Lesbian minister's congregation celebrates her acquittal
March 23 2004 1:00 AM ET
Parishioners at the church where the Reverend Karen Dammann used to preach say the lesbian minister, acquitted in a church trial that could have ended her career, has taught them about the power of truth. "She did a courageous thing and a difficult thing," said Charlie McKinney, a choir member at First United Methodist Church in Ellensburg, Wash., where the congregation celebrated Sunday, a day after Dammann's acquittal.
Dammann says she's drawn strength from worshippers at the church in this central Washington town, several of whom attended her three-day church trial in Bothell, 95 miles away. "The people of the congregation have been incredible to us," Dammann said Saturday after a jury of 13 pastors cleared her of a charge of practices "incompatible with Christian teachings" for declaring she is a lesbian in a committed relationship.

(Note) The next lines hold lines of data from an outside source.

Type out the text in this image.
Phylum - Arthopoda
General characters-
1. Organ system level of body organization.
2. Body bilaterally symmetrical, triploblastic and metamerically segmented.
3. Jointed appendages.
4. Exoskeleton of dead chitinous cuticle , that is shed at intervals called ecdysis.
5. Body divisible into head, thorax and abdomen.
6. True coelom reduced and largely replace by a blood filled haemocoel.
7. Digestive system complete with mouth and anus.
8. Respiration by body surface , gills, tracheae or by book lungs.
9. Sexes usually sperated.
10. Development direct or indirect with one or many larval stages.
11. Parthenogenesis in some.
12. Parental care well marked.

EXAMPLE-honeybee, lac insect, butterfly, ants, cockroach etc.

During the trial, the church prosecutor argued that Dammann, by her own admission, violated the church's Book of Discipline. Church law prohibits the ordination of so-called self-avowed, practicing homosexuals, although the church's social principles support gay rights and liberties.
Dammann--who married her partner of nine years, Meredith Savage, in Oregon earlier this month--did not attend Sunday's service. She said they and their 5-year-old son, Beckett, planned to lie low with family in Oregon for several days. She hopes to eventually return to her Ellensburg congregation as pastor. She's been on family leave for more than two years, caring for her son, who has a respiratory illness.
Dammann, 47, declared her sexual orientation in February 2001, when she sought a new church appointment. After receiving Dammann's letter, Bishop Elias Galvan, under church orders, filed a complaint against her. The United Methodist clergy of the Pacific Northwest Conference voted to retain Dammann, but the denomination's Judicial Council reversed that decision last fall.
The United Methodist Church, the nation's third-largest Protestant denomination with 8.5 million U.S. members, has struggled publicly with the issue of gay and lesbian members since 1972. In that year, the General Conference declared gays and lesbians to be "persons of sacred worth" but found the "practice" of homosexuality "incompatible with Christian teaching."
Still, the denomination's social principles support gay rights and liberties. Since the late 1980s, Pacific Northwest church leaders have petitioned to ease policies on gays and lesbians at each of the denomination's General Conferences, held every four years. During past international conventions, most attendees have opposed change.